• Les injustices du ciel

    — Nous fustigeons souvent le mauvais état d’esprit des hommes ; mais nous ne pensons peut-être pas aux phénomènes qui les ont manipulés ainsi, transformant leur cœur, d’abord doux, aimant, et généreux, en un étranger, ressemblant maintenant à une pierre indifférente, érodée par les ans. Nous sommes toujours prêts à dénoncer les inégalités qui font se compartimenter notre société au lieu de l’unir définitivement. Mais au fond de nous, nous savons bien que la majorité de nos espérances ne sont que des mirages qui dansent devant nos yeux, des chimères qui attisent les sens de nos esprits malmenés.

    Sur notre Terre où la beauté est sans égale, rien ni personne ne peut prétendre que nous naissons égaux. L’élément faible n’a jamais engendré la force, et la puissance a toujours écrasé les chétifs. Le destin est inscrit dans les gènes de tout ce qui vit et nous désoler n’enrichit aucun des nombreux sujets peuplant notre monde. Il y a forcément un responsable à toutes nos mésaventures, me répondrez-vous. Alors que nous le cherchons en tous lieux, il suffit que nous levions la tête pour le découvrir.

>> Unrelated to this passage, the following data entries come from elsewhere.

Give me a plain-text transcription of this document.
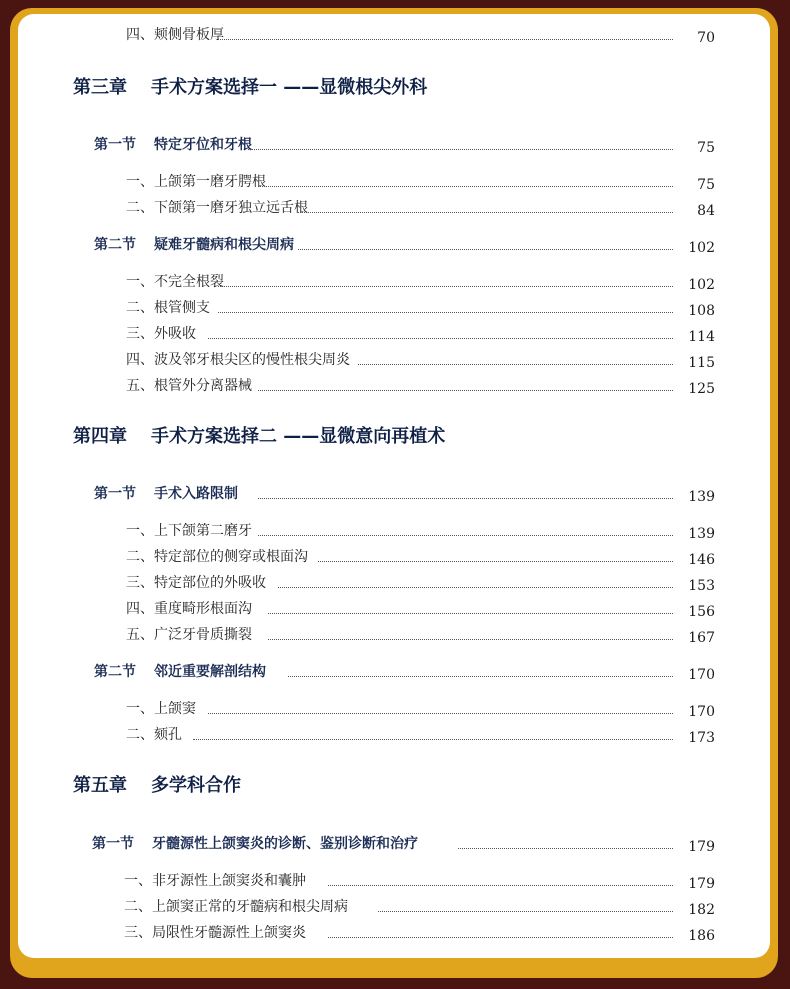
四、颊侧骨板厚	70
第三章 手术方案选择一 ——显微根尖外科
第一节 特定牙位和牙根	75
一、上颌第一磨牙腭根	75
二、下颌第一磨牙独立远舌根	84
第二节 疑难牙髓病和根尖周病	102
一、不完全根裂	102
二、根管侧支	108
三、外吸收	114
四、波及邻牙根尖区的慢性根尖周炎	115
五、根管外分离器械	125
第四章 手术方案选择二 ——显微意向再植术
第一节 手术入路限制	139
一、上下颌第二磨牙	139
二、特定部位的侧穿或根面沟	146
三、特定部位的外吸收	153
四、重度畸形根面沟	156
五、广泛牙骨质撕裂	167
第二节 邻近重要解剖结构	170
一、上颌窦	170
二、颏孔	173
第五章 多学科合作
第一节 牙髓源性上颌窦炎的诊断、鉴别诊断和治疗	179
一、非牙源性上颌窦炎和囊肿	179
二、上颌窦正常的牙髓病和根尖周病	182
三、局限性牙髓源性上颌窦炎	186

Il est là, se tenant immobile au-dessus de nous, se cachant parfois derrière une armée de nuages qui nous en défendent l’accès. En évoquant l’immensité des cieux, je ne puis m’empêcher de penser à ces temps lointains alors que mes pas m’avaient conduit en des lieux désolés certes, mais qui forcent néanmoins au respect et à l’admiration.

    Sous un zéphyr d’un bleu azur, nous pouvions demeurer des semaines sans voir la moindre caravane, comme si nous étions perdus en lieu inconnu, à deux pas du firmament et de la terre. Pour compagnon, nous avions le vent qui faisait chanter les dunes en jouant avec le sable dans d’interminables airs languissants. Je pensais alors non sans une certaine amertume que le créateur était souvent bien injuste de détourner son regard de ces pays où la terre se meurt en fixant désespérément le ciel. Celui-ci, parfois, offre son espace à de lourds nuages gonflés d’une pluie qui apporterait tant de bonheur, même s’il était éphémère. Oui, à dessein, je dis, momentané, car, juste après l’averse improbable, le désert explose soudain de mille couleurs. Le lieu que nous pensions qu’il était désolé, dans une jouissance extrême se pare de milliers de fleurs, qui nous apparaissent comme des sourires sur un visage d’homme malheureux. Oublié, pour un temps, la misère et les souffrances, l’indifférence et les tempêtes de sable. Le désert ressemble alors à la plus merveilleuse femme qui après avoir versé des larmes de bonheur, ouvre les yeux inondés de mille couleurs.  

    Cependant, durant des années, les nuages se pressent de survoler les zones désolées comme s’ils craignaient de s’y égarer, pour vider leurs réserves en d’autres lieux où déjà l’eau est trop abondante. Dans ces jours de tristesse, mes yeux ne pouvaient se détourner du spectacle offert par le vent s’acharnant sur le minéral. Il l’arrache, couche après couche, mettant à nu les restes d’une vie délaissée par le plus grand nombre. Après des jours de tempêtes, soudain, se dressent des rochers de toutes les formes, comme s’ils étaient les derniers représentants de civilisations disparues, surprises dans leur sommeil. Durant des millénaires, ils attendaient dans l’oubli, qu’une saison bienfaitrice se décide enfin à leur rendre la vie, ignorant que sous les effets du vent des sables, du soleil meurtrier et des nuits glaciales, leurs souffrances se réveilleraient.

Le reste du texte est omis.